Negli ultimi anni Akhundzada ha servito come vice del precedente capo talebano Akhtar Mohammad Mansour, ucciso in un attacco di droni statunitensi lo scorso 21 maggio. Fu proprio lui a nominarlo suo successore nel testamento con cui ha rivelato le sue volontà agli Studenti coranici. Per 15 anni ha insegnato e predicato in una moschea a Kuchlak, una città nel sud-ovest del Pakistan. E nel 2016 è diventato il leader del gruppo, dopo essere scampato a due attentati nel 2012 e nel 2019. A renderlo famoso presso la stampa internazionale ha contribuito però anche l’ampio apprezzamento da sempre mostrato verso l’impiego di attentatori suicidi: nel 2017 proprio uno dei suoi figli si sarebbe fatto esplodere a 23 anni nella provincia meridionale di Helmand.

Quello di Akhundzada è un ritorno alla notorietà dopo un lungo periodo lontano dai radar: non si fa vedere pubblicamente da molti anni e secondo il Washington Post all’inizio del suo mandato cercò soprattutto di rimpolpare le finanze del gruppo, in parte potenziando il commercio e la raffinazione dell’oppio. Una soluzione che ora potrebbe riproporre anche per risollevare l’economia del Paese.

Baradar, il negoziatore che diventa capo dell’esecutivo
Secondo le ultime indiscrezioni uscite dal vertice di Kandahar, poi, sarà il mullah Abdul Ghani Baradar a guidare l’esecutivo vero e proprio. Il capo della delegazione di Doha raccoglie così i frutti di un lavoro iniziato nel 2019, quando su richiesta degli Stati Uniti è stato rilasciato da una prigione pakistana, dove si trovava dal 2010, per diventare il capo della diplomazia degli Studenti coranici.
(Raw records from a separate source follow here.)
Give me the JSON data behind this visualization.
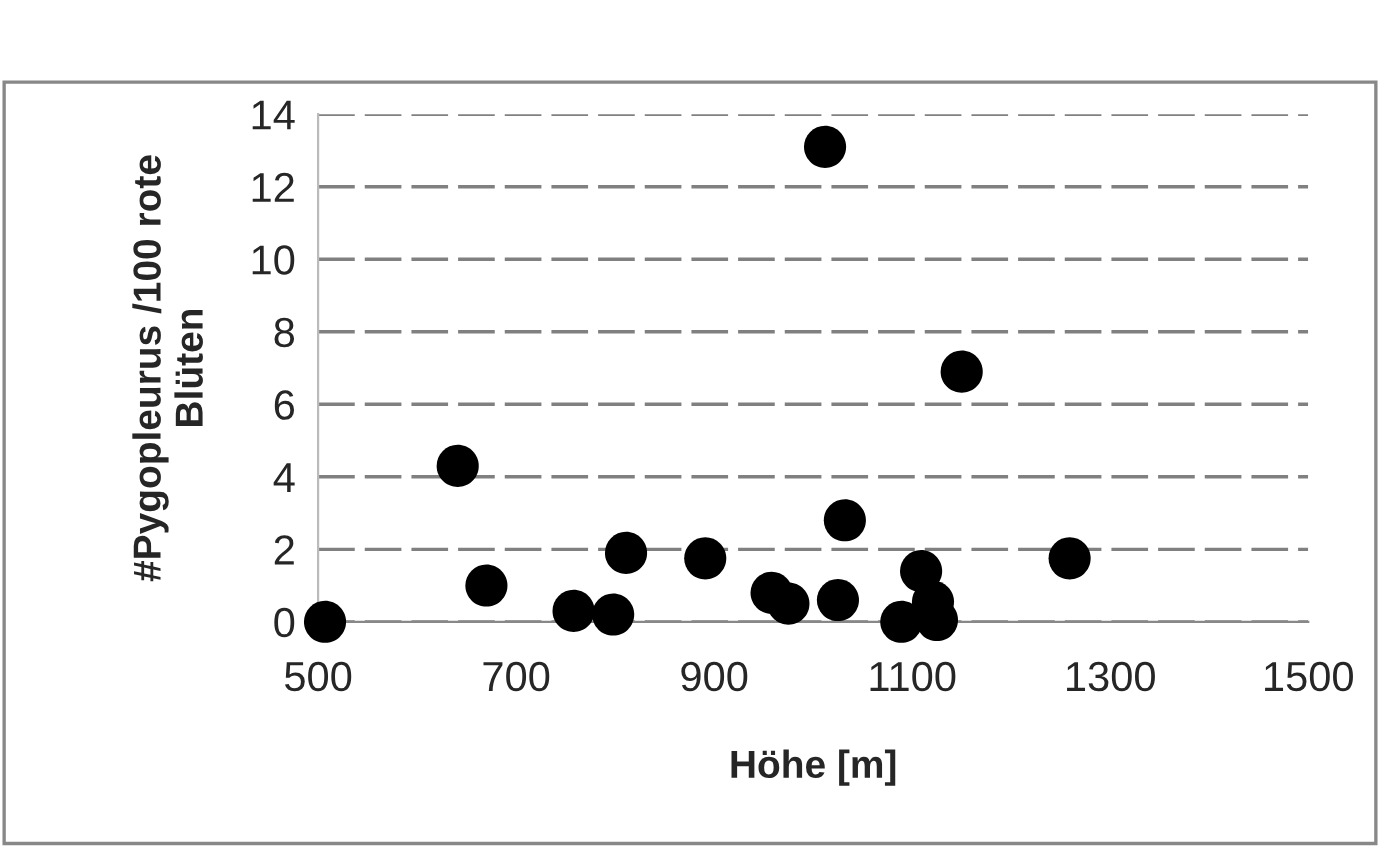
{
  "chart_data": {
    "type": "scatter",
    "xlabel": "Höhe [m]",
    "ylabel": "#Pygopleurus /100 rote\nBlüten",
    "x": [
      507,
      641,
      670,
      758,
      798,
      811,
      891,
      958,
      975,
      1012,
      1025,
      1032,
      1089,
      1109,
      1121,
      1125,
      1150,
      1259
    ],
    "series": [
      {
        "color": "#000000",
        "values": [
          0,
          4.3,
          1.0,
          0.3,
          0.2,
          1.9,
          1.75,
          0.8,
          0.5,
          13.1,
          0.6,
          2.8,
          0,
          1.4,
          0.55,
          0.05,
          6.9,
          1.75
        ]
      }
    ],
    "xlim": [
      500,
      1500
    ],
    "xticks": [
      500,
      700,
      900,
      1100,
      1300,
      1500
    ],
    "ylim": [
      0,
      14
    ],
    "yticks": [
      0,
      2,
      4,
      6,
      8,
      10,
      12,
      14
    ],
    "grid": "y",
    "marker": "circle",
    "legend": false
  }
}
Baradar, insieme al mullah Omar, è una figura storica all’interno del gruppo, visto che ne è stato il fondatore proprio con l’ex Amir al-muminin. Fu lui, secondo quanto si racconta, a caricare il mullah Omar ferito su una moto, dopo un attacco delle forze anti-talebane in seguito all’intervento americano in Afghanistan, e a portarlo in salvo sulle montagne al confine con il Pakistan. Già da quando è salito alla guida della Shura di Quetta, il principale centro di potere talebano, ha mostrato propensione al pragmatismo e al dialogo. Posizioni che gli hanno garantito la liberazione nel 2019, nel tentativo di intavolare una trattativa tra Usa e Talebani.
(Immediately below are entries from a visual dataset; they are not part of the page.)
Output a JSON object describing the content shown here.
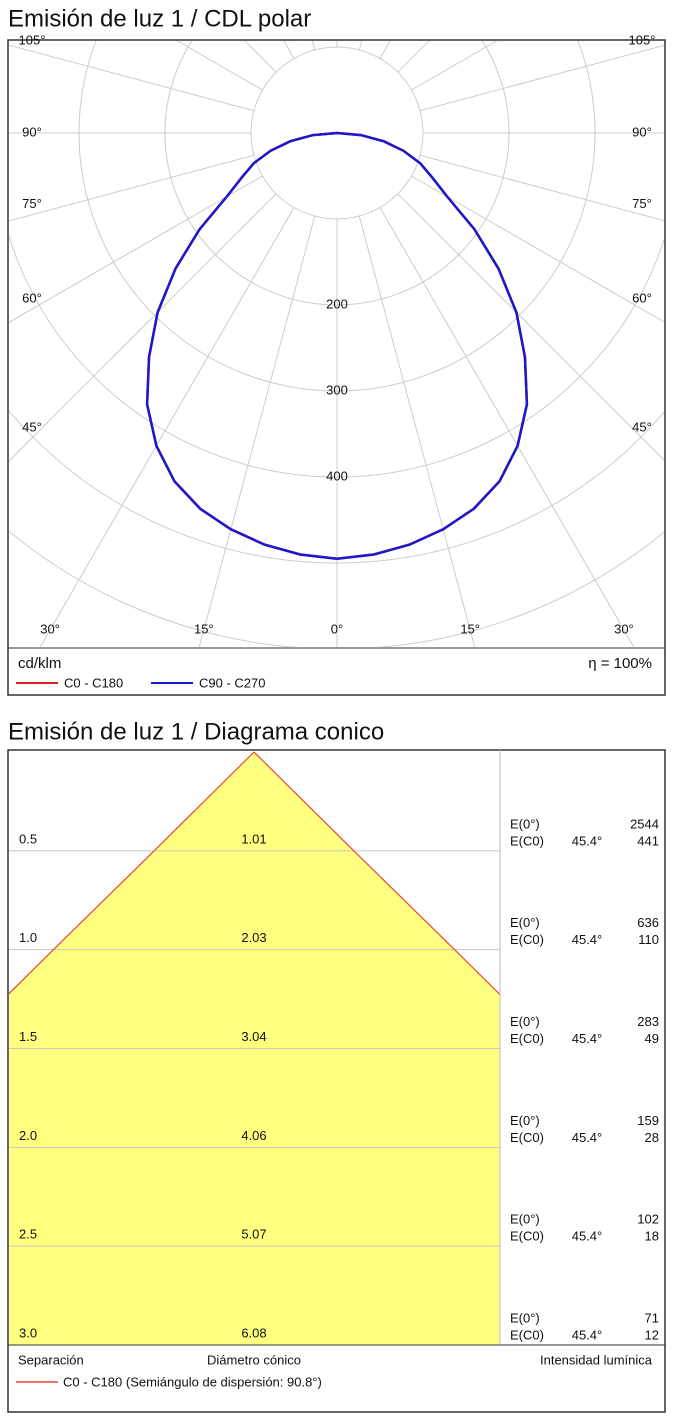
{
  "chart_data": [
    {
      "type": "polar",
      "title": "Emisión de luz 1 / CDL polar",
      "unit": "cd/klm",
      "efficiency": "η = 100%",
      "angles": [
        0,
        5,
        10,
        15,
        20,
        25,
        30,
        35,
        40,
        45,
        50,
        55,
        60,
        65,
        70,
        75,
        80,
        85,
        90
      ],
      "series": [
        {
          "name": "C0 - C180",
          "color": "#e0201c",
          "values": [
            495,
            492,
            486,
            477,
            465,
            447,
            420,
            385,
            340,
            295,
            245,
            195,
            148,
            122,
            103,
            80,
            55,
            28,
            0
          ]
        },
        {
          "name": "C90 - C270",
          "color": "#1a1acc",
          "values": [
            495,
            492,
            486,
            477,
            465,
            447,
            420,
            385,
            340,
            295,
            245,
            195,
            148,
            122,
            103,
            80,
            55,
            28,
            0
          ]
        }
      ],
      "rlim": [
        0,
        600
      ],
      "rticks": [
        200,
        300,
        400
      ],
      "angle_ticks": [
        {
          "value": 0,
          "label": "0°"
        },
        {
          "value": 15,
          "label": "15°"
        },
        {
          "value": 30,
          "label": "30°"
        },
        {
          "value": 45,
          "label": "45°"
        },
        {
          "value": 60,
          "label": "60°"
        },
        {
          "value": 75,
          "label": "75°"
        },
        {
          "value": 90,
          "label": "90°"
        },
        {
          "value": 105,
          "label": "105°"
        }
      ]
    },
    {
      "type": "cone",
      "title": "Emisión de luz 1 / Diagrama conico",
      "heights": [
        0.5,
        {
          "value": 1,
          "label": "1.0"
        },
        1.5,
        {
          "value": 2,
          "label": "2.0"
        },
        2.5,
        {
          "value": 3,
          "label": "3.0"
        }
      ],
      "diameters": [
        1.01,
        2.03,
        3.04,
        4.06,
        5.07,
        6.08
      ],
      "ylim": [
        0,
        3
      ],
      "e0_label": "E(0°)",
      "ec0_label": "E(C0)",
      "half_angle": {
        "value": 45.4,
        "label": "45.4°"
      },
      "e0": [
        2544,
        636,
        283,
        159,
        102,
        71
      ],
      "ec0": [
        441,
        110,
        49,
        28,
        18,
        12
      ],
      "labels": {
        "separation": "Separación",
        "diameter": "Diámetro cónico",
        "intensity": "Intensidad lumínica"
      },
      "series": [
        {
          "name": "C0 - C180 (Semiángulo de dispersión: 90.8°)",
          "color": "#e8453c"
        }
      ],
      "fill": "#ffff80"
    }
  ]
}
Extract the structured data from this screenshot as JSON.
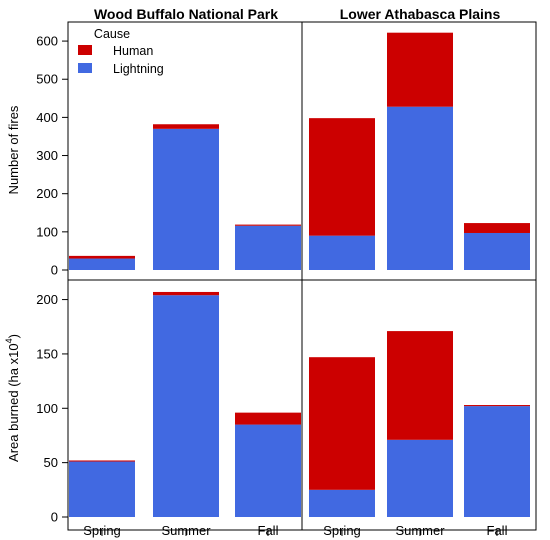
{
  "chart_data": {
    "type": "bar",
    "stacked": true,
    "grid": false,
    "legend": {
      "title": "Cause",
      "placement": "top-left",
      "entries": [
        {
          "name": "Human",
          "color": "#cc0000"
        },
        {
          "name": "Lightning",
          "color": "#4169e1"
        }
      ]
    },
    "column_titles": [
      "Wood Buffalo National Park",
      "Lower Athabasca Plains"
    ],
    "categories": [
      "Spring",
      "Summer",
      "Fall"
    ],
    "rows": [
      {
        "ylabel": "Number of fires",
        "ylim": [
          0,
          650
        ],
        "yticks": [
          0,
          100,
          200,
          300,
          400,
          500,
          600
        ],
        "panels": [
          {
            "region": "Wood Buffalo National Park",
            "lightning": [
              30,
              370,
              116
            ],
            "human": [
              7,
              12,
              3
            ]
          },
          {
            "region": "Lower Athabasca Plains",
            "lightning": [
              90,
              428,
              97
            ],
            "human": [
              308,
              194,
              26
            ]
          }
        ]
      },
      {
        "ylabel": "Area burned (ha x10",
        "ylabel_sup": "4",
        "ylabel_end": ")",
        "ylim": [
          0,
          218
        ],
        "yticks": [
          0,
          50,
          100,
          150,
          200
        ],
        "panels": [
          {
            "region": "Wood Buffalo National Park",
            "lightning": [
              51,
              204,
              85
            ],
            "human": [
              1,
              3,
              11
            ]
          },
          {
            "region": "Lower Athabasca Plains",
            "lightning": [
              25,
              71,
              102
            ],
            "human": [
              122,
              100,
              1
            ]
          }
        ]
      }
    ]
  }
}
Sirajuddin Haqqani, il rampollo della Rete sanguinaria
Un altro nome di spicco tra quelli che si contendono un ruolo nel nascente governo è quello di Sirajuddin Haqqani, figlio del fondatore dell’omonima Rete Haqqani, Jalaluddin. Nata al termine della guerra contro i sovietici, presto il gruppo estremista che ha le sue roccaforti nell’est del Paese, vicino al confine col Pakistan, si è alleato con i Talebani distinguendosi per l’estremismo delle proprie posizioni e la violenza messa in atto dai suoi combattenti, autori di numerosi attentati e tra i primi a utilizzare i kamikaze nel conflitto afghano. Posizioni così estremiste da trasformare il network in una sorta di anello di congiunzione, anche dopo la morte di Osama bin Laden, tra i Talebani e al-Qaeda. Dopo la morte di Jalaluddin Haqqani, nel 2018, è stato il figlio Sirajuddin a prendere il controllo del gruppo.

Mohammad Yaqoob, l’eredità del mullah Omar
Mohammad Yaqoob è tra i più giovani leader del gruppo, ma la posizione ricoperta è dovuta non solo alle sue capacità, ma anche e soprattutto al fatto che nelle sue vene scorre il sangue del primo leader talebano. È infatti figlio del mullah Omar e ad appena 25 anni ha cercato di assumere la guida dell’intero gruppo, dopo la morte del padre. Un ruolo poi andato al mullah Mansour che, però, Yaqoob non ha mai riconosciuto come Amir al-muminin, forse anche a causa delle voci, da lui stesso smentite, in verità, su un possibile assassinio del padre proprio ad opera del suo successore. Un ruolo da ribelle che è durato solo un anno, vista la veloce uccisione di Mansour e la salita al potere di Akhundzada. Oggi, appena 31enne, si appresta a ricoprire un ruolo di spicco all’interno del nuovo Emirato Islamico.